Behind the facemask of my mind there isn’t a lot happening. The dullness of disaster has arrested complex thoughts with its neutralising swarm, experienced as a blank mass descending over everything like snow, or asbestos over an old factory. Which isnt to say I’m having a particularly bad time. After all kids would play in it like snow, and were presumably happy for those moments, even as the traces of later pain knitted themselves into the depths of the lung. Although I do have chronic pain of a kind, it’s really not anything to send letters home about – I can still enjoy the bubbling steam of the coffee machine that cost me £4 in a charity shop. These cheap, or at least notionally cheap pleasures help us in the mornings as they grow darker, colder, here in the north. For the best skill in life is to hold on whilst letting go, and knowing when. The chances of death are still certain etc. etc.

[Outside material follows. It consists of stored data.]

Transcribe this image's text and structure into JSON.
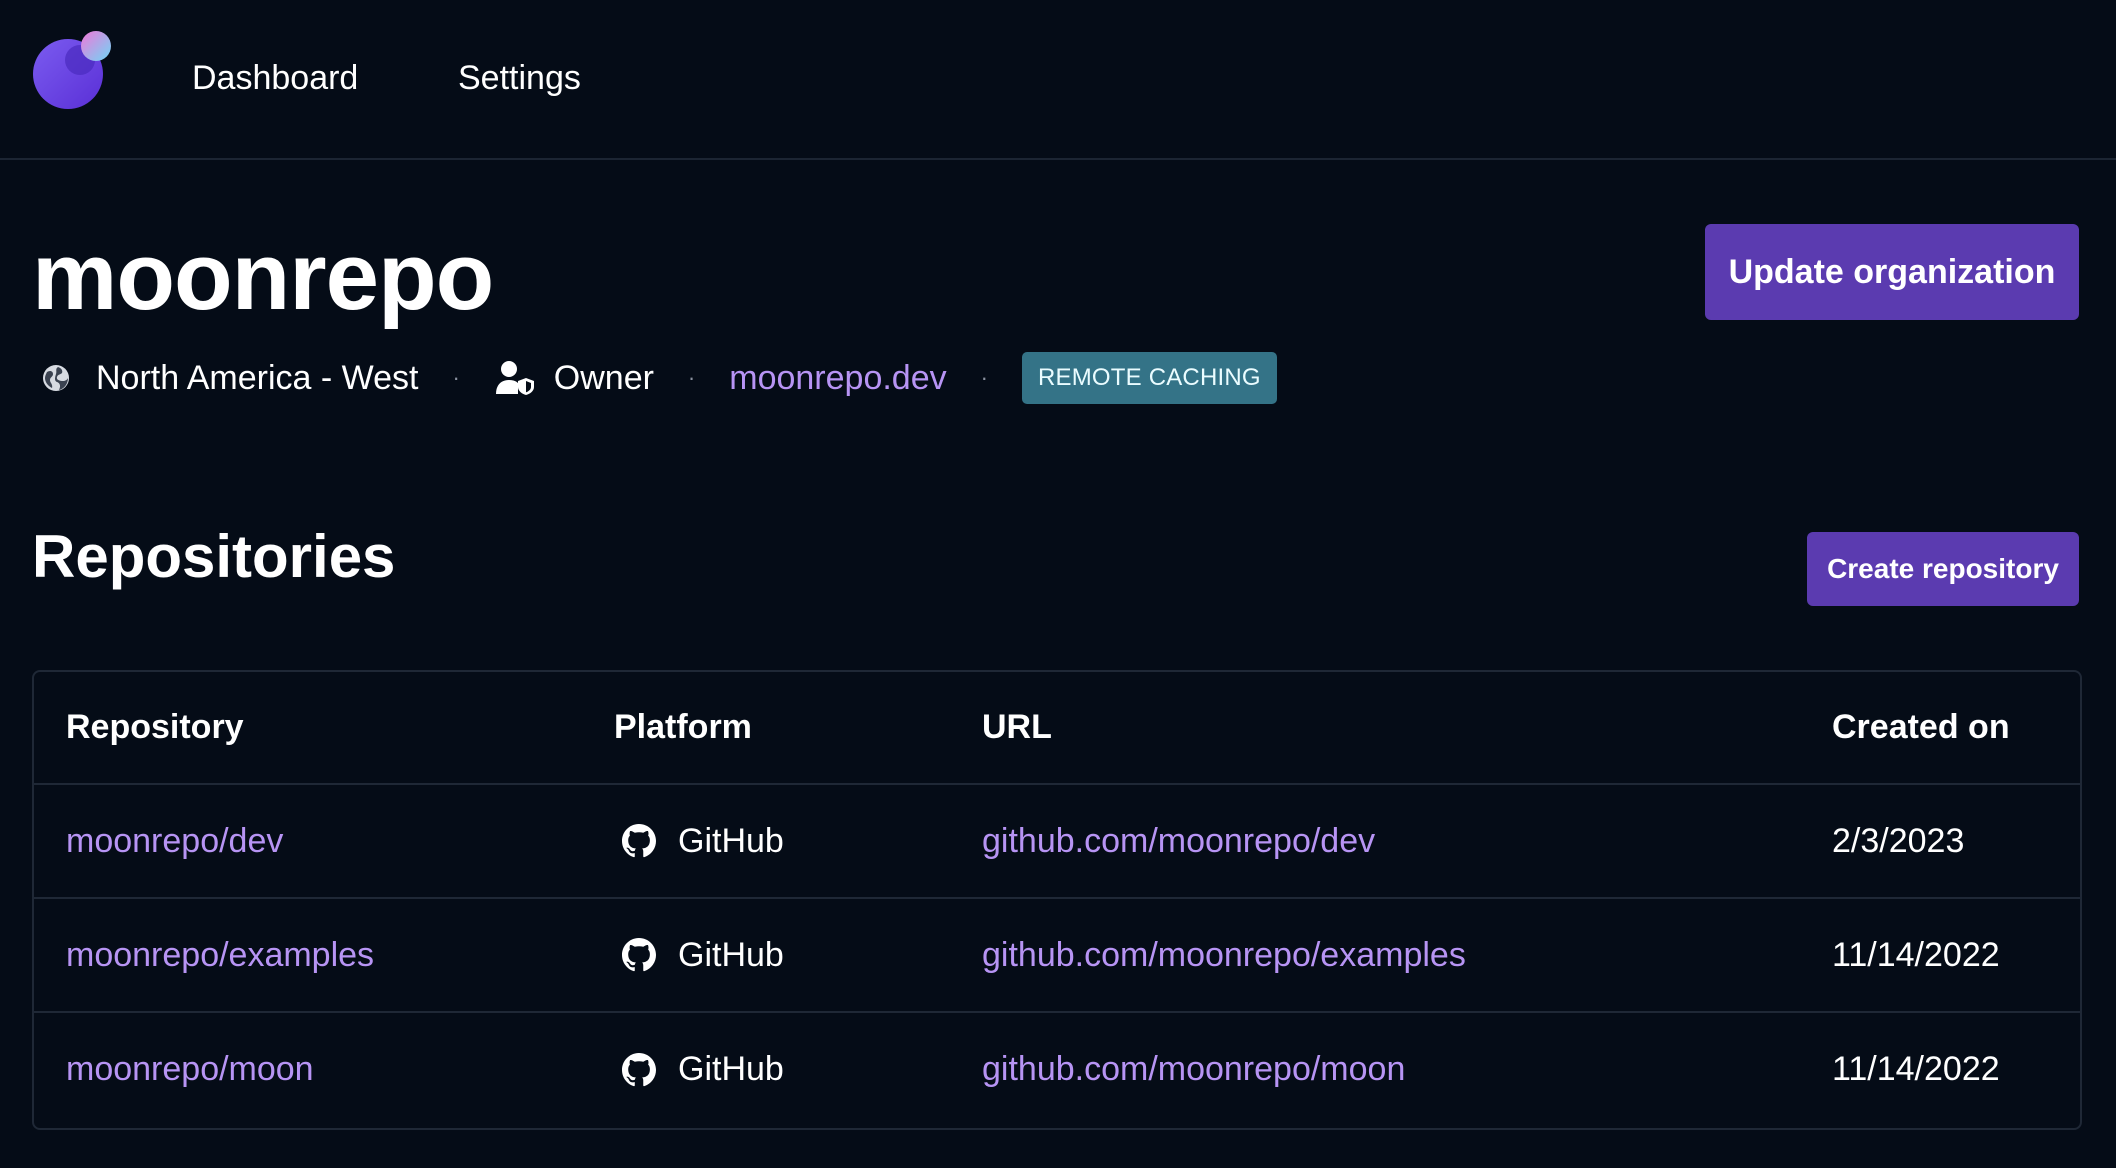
{
  "nav": {
    "logo_icon": "moon-logo-icon",
    "items": [
      "Dashboard",
      "Settings"
    ]
  },
  "org": {
    "name": "moonrepo",
    "update_button": "Update organization",
    "region_icon": "globe-icon",
    "region": "North America - West",
    "role_icon": "user-shield-icon",
    "role": "Owner",
    "website": "moonrepo.dev",
    "badge": "REMOTE CACHING"
  },
  "repositories": {
    "title": "Repositories",
    "create_button": "Create repository",
    "columns": [
      "Repository",
      "Platform",
      "URL",
      "Created on"
    ],
    "rows": [
      {
        "repo": "moonrepo/dev",
        "platform": "GitHub",
        "platform_icon": "github-icon",
        "url": "github.com/moonrepo/dev",
        "created": "2/3/2023"
      },
      {
        "repo": "moonrepo/examples",
        "platform": "GitHub",
        "platform_icon": "github-icon",
        "url": "github.com/moonrepo/examples",
        "created": "11/14/2022"
      },
      {
        "repo": "moonrepo/moon",
        "platform": "GitHub",
        "platform_icon": "github-icon",
        "url": "github.com/moonrepo/moon",
        "created": "11/14/2022"
      }
    ]
  },
  "colors": {
    "background": "#050c17",
    "accent": "#5b3bb0",
    "link": "#b794f4",
    "badge": "#347387"
  }
}
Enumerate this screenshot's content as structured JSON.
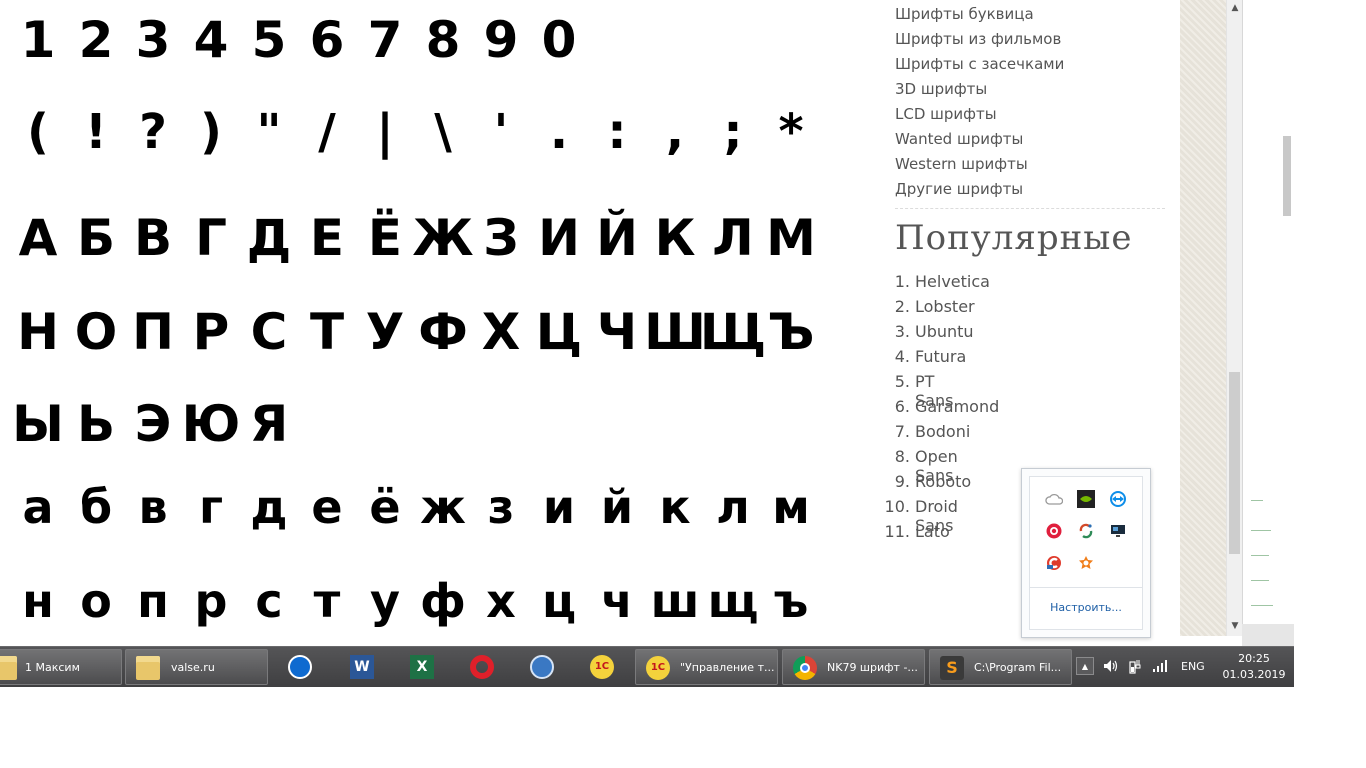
{
  "specimen": {
    "digits": [
      "1",
      "2",
      "3",
      "4",
      "5",
      "6",
      "7",
      "8",
      "9",
      "0"
    ],
    "symbols": [
      "(",
      "!",
      "?",
      ")",
      "\"",
      "/",
      "|",
      "\\",
      "'",
      ".",
      ":",
      ",",
      ";",
      "*"
    ],
    "upper_row1": [
      "А",
      "Б",
      "В",
      "Г",
      "Д",
      "Е",
      "Ё",
      "Ж",
      "З",
      "И",
      "Й",
      "К",
      "Л",
      "М"
    ],
    "upper_row2": [
      "Н",
      "О",
      "П",
      "Р",
      "С",
      "Т",
      "У",
      "Ф",
      "Х",
      "Ц",
      "Ч",
      "Ш",
      "Щ",
      "Ъ"
    ],
    "upper_row3": [
      "Ы",
      "Ь",
      "Э",
      "Ю",
      "Я"
    ],
    "lower_row1": [
      "а",
      "б",
      "в",
      "г",
      "д",
      "е",
      "ё",
      "ж",
      "з",
      "и",
      "й",
      "к",
      "л",
      "м"
    ],
    "lower_row2": [
      "н",
      "о",
      "п",
      "р",
      "с",
      "т",
      "у",
      "ф",
      "х",
      "ц",
      "ч",
      "ш",
      "щ",
      "ъ"
    ]
  },
  "sidebar": {
    "categories": [
      "Шрифты буквица",
      "Шрифты из фильмов",
      "Шрифты с засечками",
      "3D шрифты",
      "LCD шрифты",
      "Wanted шрифты",
      "Western шрифты",
      "Другие шрифты"
    ],
    "popular_title": "Популярные",
    "popular": [
      {
        "num": "1.",
        "name": "Helvetica"
      },
      {
        "num": "2.",
        "name": "Lobster"
      },
      {
        "num": "3.",
        "name": "Ubuntu"
      },
      {
        "num": "4.",
        "name": "Futura"
      },
      {
        "num": "5.",
        "name": "PT Sans"
      },
      {
        "num": "6.",
        "name": "Garamond"
      },
      {
        "num": "7.",
        "name": "Bodoni"
      },
      {
        "num": "8.",
        "name": "Open Sans"
      },
      {
        "num": "9.",
        "name": "Roboto"
      },
      {
        "num": "10.",
        "name": "Droid Sans"
      },
      {
        "num": "11.",
        "name": "Lato"
      }
    ]
  },
  "tray_popup": {
    "icons": [
      "onedrive-icon",
      "nvidia-icon",
      "teamviewer-icon",
      "beats-icon",
      "nubes-icon",
      "display-icon",
      "ccleaner-icon",
      "avast-icon"
    ],
    "configure_label": "Настроить..."
  },
  "taskbar": {
    "buttons": [
      {
        "label": "1 Максим",
        "icon": "folder-icon"
      },
      {
        "label": "valse.ru",
        "icon": "folder-icon"
      },
      {
        "label": "",
        "icon": "teamviewer-icon"
      },
      {
        "label": "",
        "icon": "word-icon"
      },
      {
        "label": "",
        "icon": "excel-icon"
      },
      {
        "label": "",
        "icon": "opera-icon"
      },
      {
        "label": "",
        "icon": "mail-icon"
      },
      {
        "label": "",
        "icon": "onec-icon"
      },
      {
        "label": "\"Управление т...",
        "icon": "onec-icon"
      },
      {
        "label": "NK79 шрифт -...",
        "icon": "chrome-icon"
      },
      {
        "label": "C:\\Program Fil...",
        "icon": "sublime-icon"
      }
    ],
    "word_letter": "W",
    "excel_letter": "X",
    "onec_letter": "1С",
    "sublime_letter": "S",
    "language": "ENG",
    "time": "20:25",
    "date": "01.03.2019"
  }
}
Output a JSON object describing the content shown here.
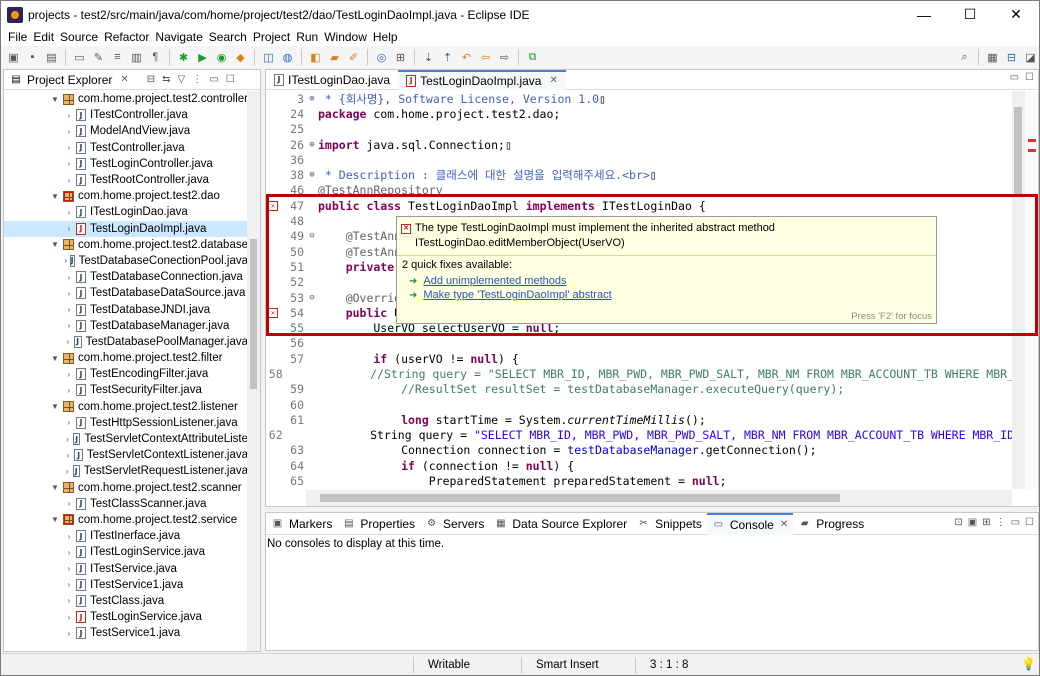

Stranded on the immensity of the ocean, I am treading water. The giant fish-object silhouette hovers in the deep, just on the edge of the dysphotic zone. My eyes are sliding off its almost-imperceptibility as the water laps around my ears, as the waves pull me up and down. My stomach is turning and turning to try find a way out, but of course there is none. Dread is with me in the cold water, amongst the water, invisible. My eyes are wide and cold and I am in constant tension waiting for the teeth to snag me from behind.
Then something changes. I relax, see the surface rise away from me in its liquid glass transformations of the grey clouds. I take a mouthful of water and taste its saltiness before I open my lungs and breathe it in. It is light and cool inside me and I now hover, buoyant as the water, breathing the ocean in the dark. And moods are like this, aren’t they? I suppose.